In this post, we’ll explore how ALT text is evolving from an accessibility best practice into a key factor for email performance. We’ll also show how combining ALT text optimization with DKIM, SPF and DMARC can improve both deliverability and engagement.
The Shift Toward ALT Text’s Importance
Originally, the primary purpose of ALT text was to improve accessibility for visually impaired users and enhance SEO by providing textual content for images. But as inbox algorithms become more sophisticated, ALT text has emerged as a subtle but significant deliverability signal.
Here’s why:
- Image-heavy emails without text can trigger spam filters. Filters prioritize well-structured emails with meaningful content over graphics-only emails, which spammers often use.
- ALT text ensures message readability even if images are blocked by a recipient’s email client or settings. If your email makes sense without the images, it will be seen as higher-quality content.
- Engagement metrics affect deliverability. Emails that are more readable — thanks to ALT text — are more likely to generate clicks, improving sender reputation over time.
As inbox providers like Gmail, Outlook and Yahoo! Mail increasingly rely on user behavior and content quality to decide what lands in the inbox versus the spam folder, emails with properly optimized ALT text are better positioned to succeed.
How ALT Text Complements DKIM, SPF and DMARC Authentication
While ALT text is more content-focused, DKIM, SPF and DMARC are technical protocols that help prove the authenticity of an email. Here’s a quick breakdown of how these protocols work:
- DKIM: Adds a digital signature to emails, verifying that the message hasn’t been altered during transit.
- SPF: Ensures that only approved IP addresses can send emails on behalf of your domain.
- DMARC: Aligns DKIM and SPF results to prevent spoofing and phishing attacks.
Without these protocols in place, emails are more likely to land in spam folders, regardless of their content. However, authentication alone isn’t enough. Even properly authenticated emails can still get filtered if they appear spammy or generate poor engagement rates. This is where ALT text plays a vital role by supporting good design and readability, ensuring recipients interact with your emails.
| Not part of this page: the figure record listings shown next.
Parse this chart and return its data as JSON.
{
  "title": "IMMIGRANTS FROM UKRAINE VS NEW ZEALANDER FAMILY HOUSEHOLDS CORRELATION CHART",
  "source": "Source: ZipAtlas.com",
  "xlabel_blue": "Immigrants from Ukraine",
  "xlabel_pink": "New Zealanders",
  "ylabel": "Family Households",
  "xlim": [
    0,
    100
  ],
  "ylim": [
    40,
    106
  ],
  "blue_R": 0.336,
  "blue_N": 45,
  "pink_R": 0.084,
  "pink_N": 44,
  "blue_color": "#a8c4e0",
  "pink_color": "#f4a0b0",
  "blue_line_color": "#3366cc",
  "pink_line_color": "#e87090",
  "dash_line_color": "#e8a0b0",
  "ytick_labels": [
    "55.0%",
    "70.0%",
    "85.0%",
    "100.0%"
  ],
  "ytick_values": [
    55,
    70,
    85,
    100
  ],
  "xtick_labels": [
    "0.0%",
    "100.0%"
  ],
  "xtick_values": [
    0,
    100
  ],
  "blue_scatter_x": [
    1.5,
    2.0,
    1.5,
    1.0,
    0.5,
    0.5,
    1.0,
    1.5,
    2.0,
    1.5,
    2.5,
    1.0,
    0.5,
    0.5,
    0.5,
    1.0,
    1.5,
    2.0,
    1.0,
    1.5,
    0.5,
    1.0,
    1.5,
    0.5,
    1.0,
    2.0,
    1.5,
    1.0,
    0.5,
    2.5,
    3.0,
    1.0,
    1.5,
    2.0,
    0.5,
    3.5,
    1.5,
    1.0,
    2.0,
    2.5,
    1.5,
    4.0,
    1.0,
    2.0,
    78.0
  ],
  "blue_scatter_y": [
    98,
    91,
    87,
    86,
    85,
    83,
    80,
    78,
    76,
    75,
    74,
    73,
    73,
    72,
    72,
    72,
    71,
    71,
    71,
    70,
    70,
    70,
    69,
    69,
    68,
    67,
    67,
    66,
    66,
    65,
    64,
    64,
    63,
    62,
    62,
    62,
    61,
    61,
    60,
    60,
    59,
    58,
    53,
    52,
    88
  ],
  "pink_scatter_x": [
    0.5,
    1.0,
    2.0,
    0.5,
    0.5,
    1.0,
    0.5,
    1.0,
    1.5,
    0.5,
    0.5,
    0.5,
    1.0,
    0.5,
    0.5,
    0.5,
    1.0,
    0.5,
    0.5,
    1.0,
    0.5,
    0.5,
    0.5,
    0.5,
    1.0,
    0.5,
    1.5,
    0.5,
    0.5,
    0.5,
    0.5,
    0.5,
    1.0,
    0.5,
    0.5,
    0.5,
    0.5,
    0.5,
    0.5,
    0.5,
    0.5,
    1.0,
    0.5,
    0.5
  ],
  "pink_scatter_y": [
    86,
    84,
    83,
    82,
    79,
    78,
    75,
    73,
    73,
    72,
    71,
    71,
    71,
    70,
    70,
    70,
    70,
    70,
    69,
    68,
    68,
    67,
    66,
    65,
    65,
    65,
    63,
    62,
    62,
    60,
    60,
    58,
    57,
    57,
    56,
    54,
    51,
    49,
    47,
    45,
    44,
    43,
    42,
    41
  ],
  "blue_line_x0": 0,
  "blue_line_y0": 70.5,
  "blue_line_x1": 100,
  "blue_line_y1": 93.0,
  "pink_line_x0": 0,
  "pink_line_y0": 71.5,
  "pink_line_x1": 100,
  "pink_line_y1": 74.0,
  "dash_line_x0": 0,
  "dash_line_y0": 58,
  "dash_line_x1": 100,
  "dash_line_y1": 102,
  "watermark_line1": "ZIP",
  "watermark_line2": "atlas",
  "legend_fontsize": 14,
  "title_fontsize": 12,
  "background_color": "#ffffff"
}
Best Practices for Using ALT Text to Improve Deliverability
Content quality and user engagement have become equally important, and ALT text plays a surprisingly pivotal role in this new landscape. Well-optimized ALT text ensures your emails remain readable, accessible and engaging, even if images don’t load.
To maximize the benefits of ALT text in combination with authentication protocols, follow these best practices:
- Describe the content, not just the function: Instead of saying “Image of a button,” write “Click here to learn more.” This makes the email actionable, even if images don’t load.
- Keep ALT text concise: A short, relevant description works better than lengthy text that might overwhelm screen readers or get truncated.
- Use ALT text strategically for calls to action (CTAs): If a CTA button is an image, the ALT text should still make the action clear (“Sign up now,” “Start your free trial”).
- Check your email’s rendering with images blocked: Preview your email in Gmail and Outlook with images disabled to ensure it’s readable.
- Balance images with plain text: Emails with a better image-to-text ratio (about 60% text to 40% images) are less likely to be flagged by spam filters.
By expanding your use of robust authentication protocols and thoughtful content design to include ALT text, your emails are more likely to cross the first hurdle of reaching inboxes and, ultimately, engaging recipients.